Grizzly and black bears, elk, moose and cougars, but also frogs and toads, turtles, and fish can now stay connected. The road guides those travelling on it past the Bison Range, mountains, wetlands, rivers and scenic views, while preventing costly and deadly wildlife-vehicle collisions.

What lies ahead for Highway 93 

“This funding is exciting news. It demonstrates CSKT’s continued leadership along with federal commitment. Crossings in Banff National Park and on Highway 93 on the CSKT lands are recognized as some of North America’s most advanced and expansive wildlife crossing initiatives. By incorporating Indigenous knowledge and western science, we can work together in this transboundary region to make it safer for people and wildlife,” says Pelah Hoyt, Y2Y’s director of landscape connectivity.    

One of Y2Y’s priorities is conserving wildlife corridors and connectivity across the Yellowstone to Yukon region. This includes working with willing landowners who want to improve wildlife movement on their properties and ensuring that infrastructure such as wildlife crossings over busy roads are built to keep wildlife connected. 

For years, Y2Y and partners have studied key wildlife corridors, and advocated for funding in infrastructure to improve safety.
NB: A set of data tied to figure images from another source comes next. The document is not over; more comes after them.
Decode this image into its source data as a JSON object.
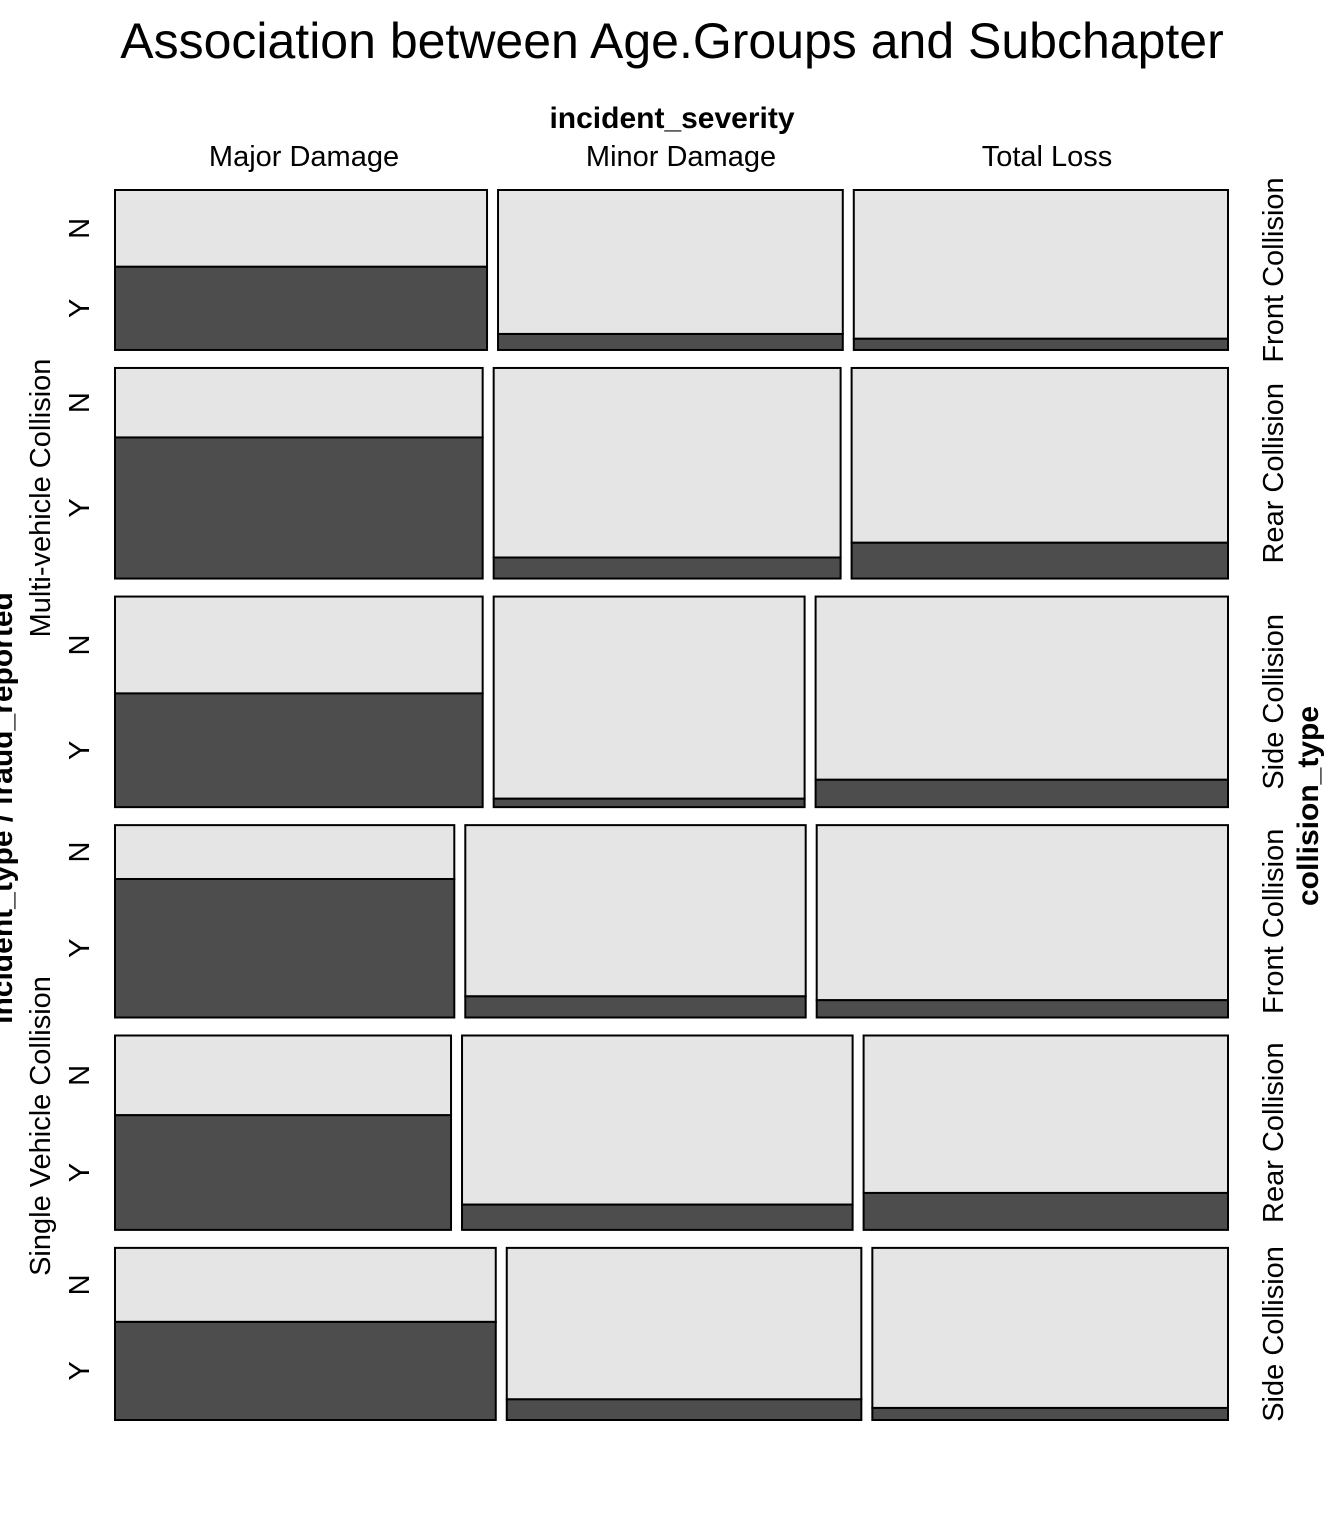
{
  "chart_data": {
    "type": "mosaic",
    "title": "Association between Age.Groups and Subchapter",
    "column_variable": "incident_severity",
    "columns": [
      "Major Damage",
      "Minor Damage",
      "Total Loss"
    ],
    "row_variable_left": "incident_type / fraud_reported",
    "row_variable_right": "collision_type",
    "incident_types": [
      "Multi-vehicle Collision",
      "Single Vehicle Collision"
    ],
    "fraud_levels": [
      "N",
      "Y"
    ],
    "colors": {
      "N": "#e5e5e5",
      "Y": "#4d4d4d"
    },
    "rows": [
      {
        "incident_type": "Multi-vehicle Collision",
        "collision_type": "Front Collision",
        "row_share": 0.158,
        "column_share": [
          0.341,
          0.316,
          0.343
        ],
        "fraud_Y_share": [
          0.52,
          0.1,
          0.07
        ]
      },
      {
        "incident_type": "Multi-vehicle Collision",
        "collision_type": "Rear Collision",
        "row_share": 0.208,
        "column_share": [
          0.337,
          0.318,
          0.345
        ],
        "fraud_Y_share": [
          0.67,
          0.1,
          0.17
        ]
      },
      {
        "incident_type": "Multi-vehicle Collision",
        "collision_type": "Side Collision",
        "row_share": 0.208,
        "column_share": [
          0.337,
          0.285,
          0.378
        ],
        "fraud_Y_share": [
          0.54,
          0.04,
          0.13
        ]
      },
      {
        "incident_type": "Single Vehicle Collision",
        "collision_type": "Front Collision",
        "row_share": 0.19,
        "column_share": [
          0.311,
          0.312,
          0.377
        ],
        "fraud_Y_share": [
          0.72,
          0.11,
          0.09
        ]
      },
      {
        "incident_type": "Single Vehicle Collision",
        "collision_type": "Rear Collision",
        "row_share": 0.192,
        "column_share": [
          0.308,
          0.358,
          0.334
        ],
        "fraud_Y_share": [
          0.59,
          0.13,
          0.19
        ]
      },
      {
        "incident_type": "Single Vehicle Collision",
        "collision_type": "Side Collision",
        "row_share": 0.17,
        "column_share": [
          0.349,
          0.325,
          0.326
        ],
        "fraud_Y_share": [
          0.57,
          0.12,
          0.07
        ]
      }
    ]
  }
}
As one of the organizations who advocated for funding and supported the grant application, we are pleased with this outcome. 

This investment on Highway 93 will directly improve connectivity in a grizzly bear recovery zone in between protected areas and help restore the ecological integrity of this important landscape. 

Adding to this good news, a recent bipartisan infrastructure package includes $350 million to construct wildlife road crossings, a historic amount that represents the largest investment in wildlife crossings in American history.  

We here at Y2Y are excited by the prospect of working with Indigenous and non-Indigenous governments, partners, and communities to make more projects like this a reality.